• eski psg ve montpellier,simdilerin lyon forveti. psgde florian maurice- marco simone ikilisinin arasinda forma bulamamasi nedeniyle ruhsal bunalima girmis,bir sure psikolojik tedavi gormustu. ayrica (bkz: ruh hastasi futbolcular) (bkz: stan collymore)
  • psg'de oynadığı zamanlar dely valdes'le aynı döneme gelir zannedersem.
  • şimdilerde fransa ikinci lig ekiplerinden "fc lorient"te top koşturan bir zamanların milli futbolcusu...
  • vakti zamanında fransa milli takımının en önemli kozuyken bir anda sapıtan, gün geçtikçe kötüleşen, şu sıralar ikinci liglerde sürünen pek yetenekli oyuncu.

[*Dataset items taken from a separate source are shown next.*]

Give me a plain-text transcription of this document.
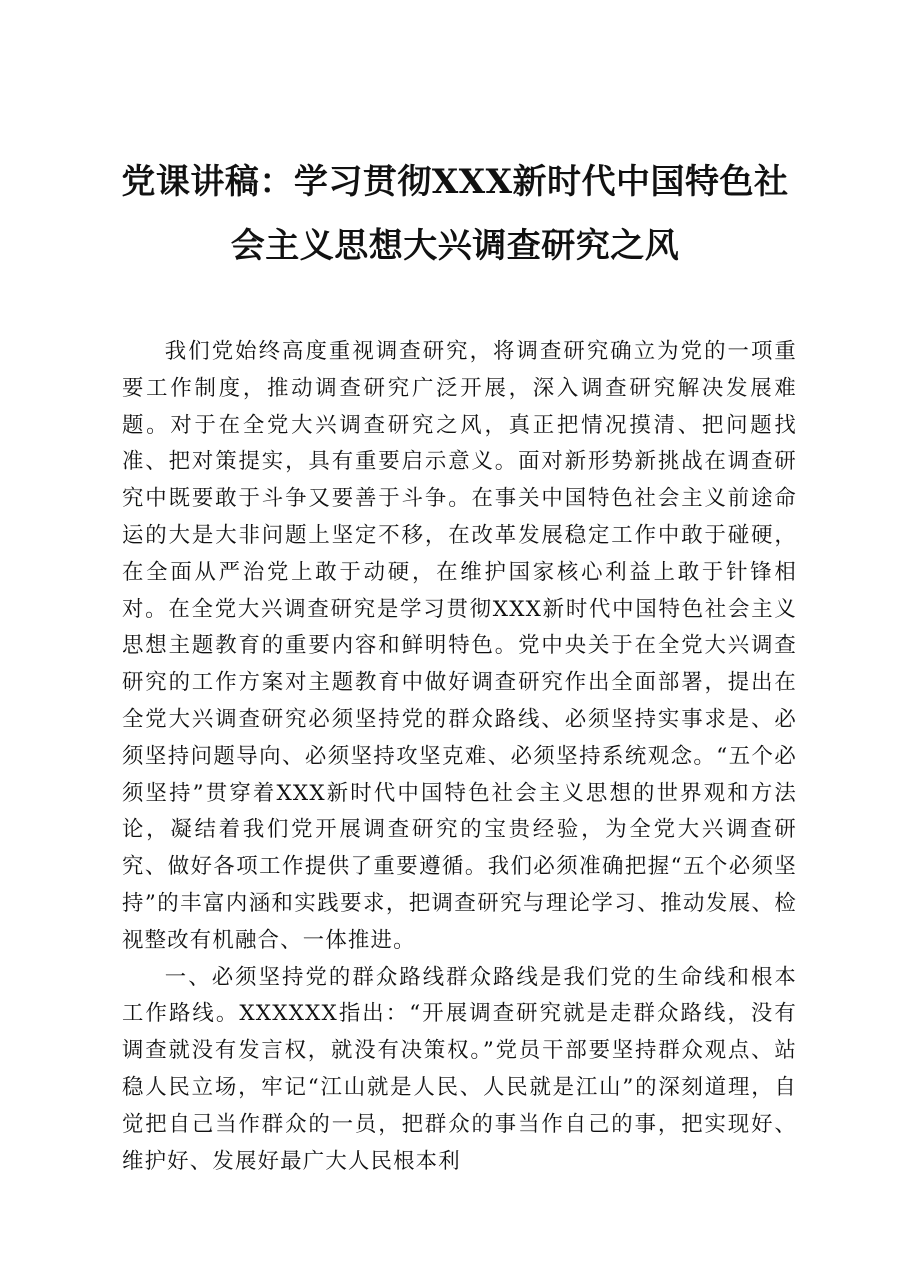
党课讲稿：学习贯彻XXX新时代中国特色社会主义思想大兴调查研究之风

我们党始终高度重视调查研究，将调查研究确立为党的一项重要工作制度，推动调查研究广泛开展，深入调查研究解决发展难题。对于在全党大兴调查研究之风，真正把情况摸清、把问题找准、把对策提实，具有重要启示意义。面对新形势新挑战在调查研究中既要敢于斗争又要善于斗争。在事关中国特色社会主义前途命运的大是大非问题上坚定不移，在改革发展稳定工作中敢于碰硬，在全面从严治党上敢于动硬，在维护国家核心利益上敢于针锋相对。在全党大兴调查研究是学习贯彻XXX新时代中国特色社会主义思想主题教育的重要内容和鲜明特色。党中央关于在全党大兴调查研究的工作方案对主题教育中做好调查研究作出全面部署，提出在全党大兴调查研究必须坚持党的群众路线、必须坚持实事求是、必须坚持问题导向、必须坚持攻坚克难、必须坚持系统观念。“五个必须坚持”贯穿着XXX新时代中国特色社会主义思想的世界观和方法论，凝结着我们党开展调查研究的宝贵经验，为全党大兴调查研究、做好各项工作提供了重要遵循。我们必须准确把握“五个必须坚持”的丰富内涵和实践要求，把调查研究与理论学习、推动发展、检视整改有机融合、一体推进。

一、必须坚持党的群众路线群众路线是我们党的生命线和根本工作路线。XXXXXX指出：“开展调查研究就是走群众路线，没有调查就没有发言权，就没有决策权。”党员干部要坚持群众观点、站稳人民立场，牢记“江山就是人民、人民就是江山”的深刻道理，自觉把自己当作群众的一员，把群众的事当作自己的事，把实现好、维护好、发展好最广大人民根本利
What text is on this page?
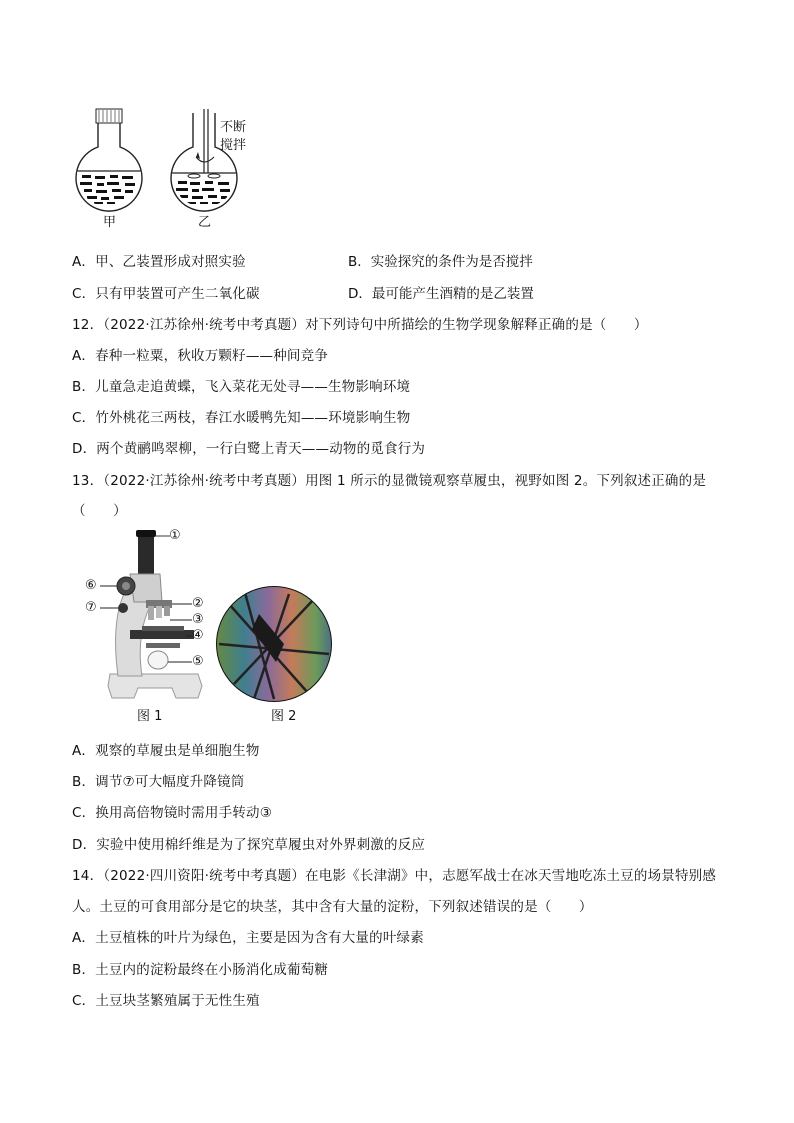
甲	乙
不断
搅拌
A．甲、乙装置形成对照实验	B．实验探究的条件为是否搅拌
C．只有甲装置可产生二氧化碳	D．最可能产生酒精的是乙装置
12．（2022·江苏徐州·统考中考真题）对下列诗句中所描绘的生物学现象解释正确的是（　　）
A．春种一粒粟，秋收万颗籽——种间竞争
B．儿童急走追黄蝶，飞入菜花无处寻——生物影响环境
C．竹外桃花三两枝，春江水暖鸭先知——环境影响生物
D．两个黄鹂鸣翠柳，一行白鹭上青天——动物的觅食行为
13．（2022·江苏徐州·统考中考真题）用图 1 所示的显微镜观察草履虫，视野如图 2。下列叙述正确的是
（　　）
①
⑥
⑦	②
③
④
⑤
图 1	图 2
A．观察的草履虫是单细胞生物
B．调节⑦可大幅度升降镜筒
C．换用高倍物镜时需用手转动③
D．实验中使用棉纤维是为了探究草履虫对外界刺激的反应
14．（2022·四川资阳·统考中考真题）在电影《长津湖》中，志愿军战士在冰天雪地吃冻土豆的场景特别感
人。土豆的可食用部分是它的块茎，其中含有大量的淀粉，下列叙述错误的是（　　）
A．土豆植株的叶片为绿色，主要是因为含有大量的叶绿素
B．土豆内的淀粉最终在小肠消化成葡萄糖
C．土豆块茎繁殖属于无性生殖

  • cadasilli bir fransizdir; hatta fransa ve cad milli takimlarina ayni anda cagrilmistir ve kendisi fransa'yi tercih etmistir.
  • bir seri maçta kötü oynayınca psgde yedek kalıp, faturayı kendine çıkararak bunalıma giren, futbol aşığı dönem futbolcusu. hayranları çoktu ve o da futboluna doyulamayan ama hafızalarda kalan, futbolu güzelleştiren isimler arasında yerini aldı.

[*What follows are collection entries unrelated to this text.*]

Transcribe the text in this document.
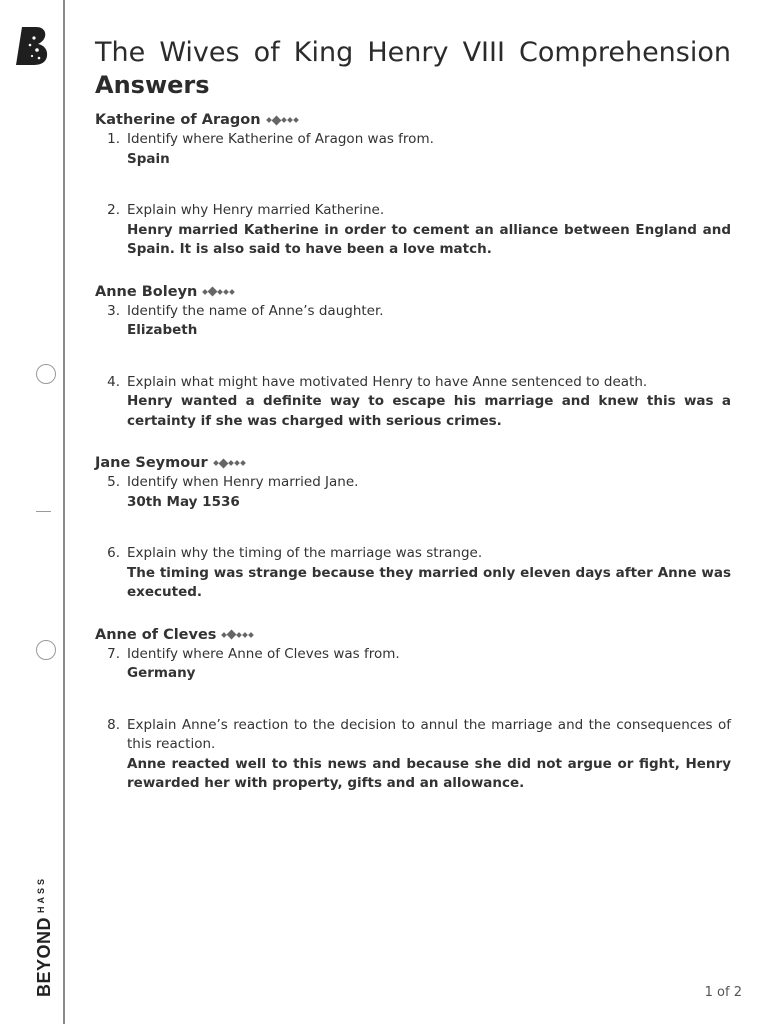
$BEYOND^{HASS}$
The Wives of King Henry VIII Comprehension
Answers
Katherine of Aragon
1. Identify where Katherine of Aragon was from.
Spain
2. Explain why Henry married Katherine.
Henry married Katherine in order to cement an alliance between England and Spain. It is also said to have been a love match.
Anne Boleyn
3. Identify the name of Anne’s daughter.
Elizabeth
4. Explain what might have motivated Henry to have Anne sentenced to death.
Henry wanted a definite way to escape his marriage and knew this was a certainty if she was charged with serious crimes.
Jane Seymour
5. Identify when Henry married Jane.
30th May 1536
6. Explain why the timing of the marriage was strange.
The timing was strange because they married only eleven days after Anne was executed.
Anne of Cleves
7. Identify where Anne of Cleves was from.
Germany
8. Explain Anne’s reaction to the decision to annul the marriage and the consequences of this reaction.
Anne reacted well to this news and because she did not argue or fight, Henry rewarded her with property, gifts and an allowance.
1 of 2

  • euro 96'da christophe dugarry'li youri djorkaeff'li hücum hattında tanıyıp sevdik. saçını zıpır bebeler gibi kestirir, sinir ederdi. 2004 yılında 34 yaşı civarında iken futbolu bıraktığını öğrenmiş bulunuyoruz.
  • kavruk yüzü, gülüşü ve tipiyle fransız futbolcudan çok adıyaman’lı hamallara benzeyen, bir döneme damgasını vurmuş lüle saçlı siyahi futbolcu.

    oyun stili pek bir dağınıktı. ümit karan’la souleymane youla’nın bir deney tüpünde karıştırılıp kalıba dökülmüş haliydi. özletti kendini akşam akşam; hem de yannick noah kadar…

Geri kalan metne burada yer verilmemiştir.